11.00am to 1.00pm Anal and Colorectal cancer multi-disciplinary team meeting, Sussex Cancer Centre, RSCH (medical students should attend one of these meetings to give them an experience of the workings of an anal and colorectal cancer multi-disciplinary team meeting)

1.00pm Elective operating list RSCH

8.00am 9AS firm ward round

8.00am 9AE consultant ward round

9.00am to 1.00pm Mr Moore clinic RDDC, RSCH

(12.30pm IBD MDT meeting, seminar room, RDDC, RSCH)

1.30pm Departmental meetings (Academic, Trainee and Management meeting first Friday of the month, Morbidity and Mortality meeting second Friday of the month, Clinical Governance meeting third Friday of the month (except August and December) and no departmental meeting fourth and sometimes fifth Friday of the month).

1 in 5 weekends there is a 8.00am consultant ward round 9ASSW on both Saturday and Sunday when Mr Moore firm is on-call for emergency surgery patients

9AS = ward 9A south (main nurses’ station) RDDC, Millennium Wing, RSCH
9A bridge = the walk way between 9A ward and the Digestive Diseases out-patient and endoscopy departments with lovely views
RDDC = Regency Digestive Diseases Centre, level 9, Millennium Wing and Tower Block
RSCH = Royal Sussex County Hospital, Brighton
CEPOD = confidential enquiry into patient outcomes and deaths, a national government led study which RSCH uses to label its daily emergency operating list (usually in theatre 4)
PRH = Princess Royal Hospital, Haywards Heath
BSUH = Brighton and Sussex University Hospitals NHS Trust
IBD MDT = Inflammatory Bowel Disease Multi-Disciplinary Meeting

Mr Moore also conducts private practice clinics and operating sessions during the week.  Even though he may be working in the private sector, he is always happy to be contacted about urgent NHS queries by asking RSCH or PRH hospital switchboard to contact his mobile phone or by liaising with his NHS or private secretaries (see contact details below).

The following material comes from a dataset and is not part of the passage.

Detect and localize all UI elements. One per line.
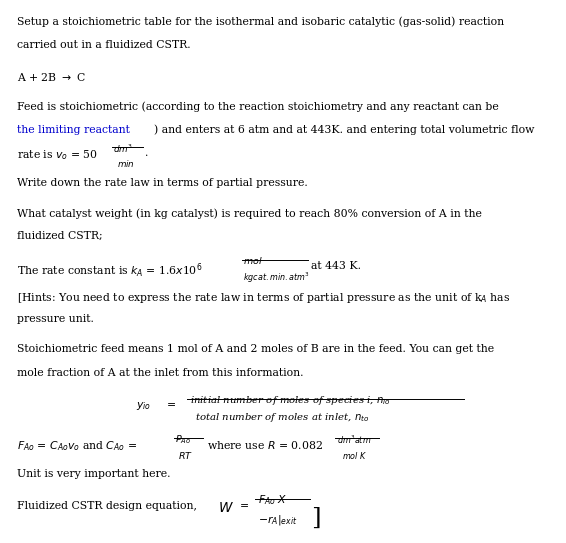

Medical students, F1 doctors and SHO/ST/middle grade doctors are always welcome to ask Mr Moore for any sort of advice, no matter how trivial they might be worried it may seem.  The consultant ward round is the best time to ask general questions but more private discussions can be arranged by asking the consultant when a good time for a discussion would be on the consultant ward round (often there is time at the end of the ward round for informal chats away from the ward), by looking in the consultant’s office at any time to see if they are free to talk or by making an appointment with the consultant’s secretary (see contact numbers below).

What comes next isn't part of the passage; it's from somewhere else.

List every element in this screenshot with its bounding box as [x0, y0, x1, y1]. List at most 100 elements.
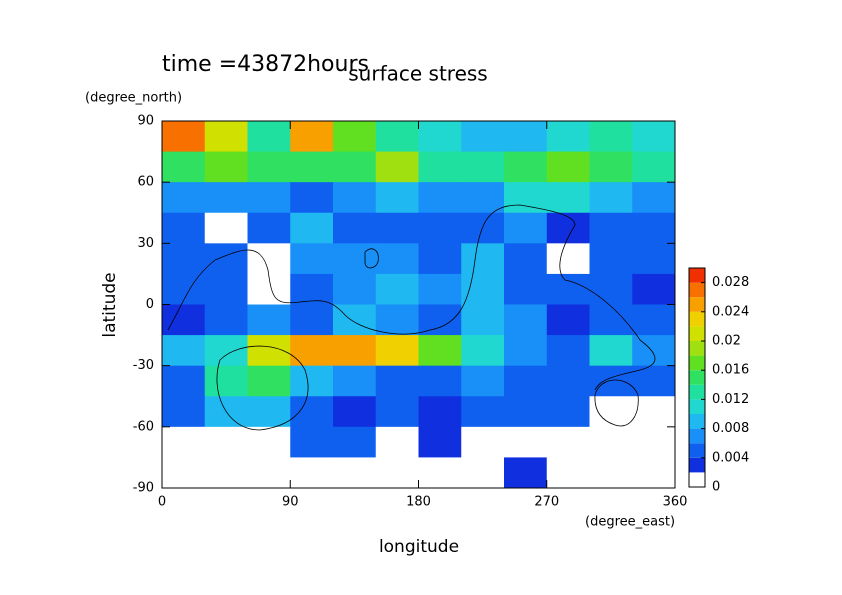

Medical students and firm doctors should remember that they are also able to use their time to seek out learning opportunities with other firms on the wards, in endoscopy, in clinic and in theatres.  They should use some of their time every week for private study and remember that there are excellent libraries at PRH and RSCH.  Medical students should approach any firm doctor for a tutorial about any medical topic that they are finding it difficult to get to grips with.  Firm doctors should seek out opportunities to conduct audit and research during their time on the firm and they can ask the consultants for advice about this.  Mr Moore is currently clinical audit lead for RDDC and is therefore well placed to help with audit activity.  It is also important to remember that you are a human being and that you require feeding and watering to keep yourself fit!  On very busy days taking a short break can work wonders to rejuvenate yourself before you get back to work again.  You will be no use to your patients if you do not try to keep yourself healthy.

Welcome to the team and feel free to ask about anything that you do not understand.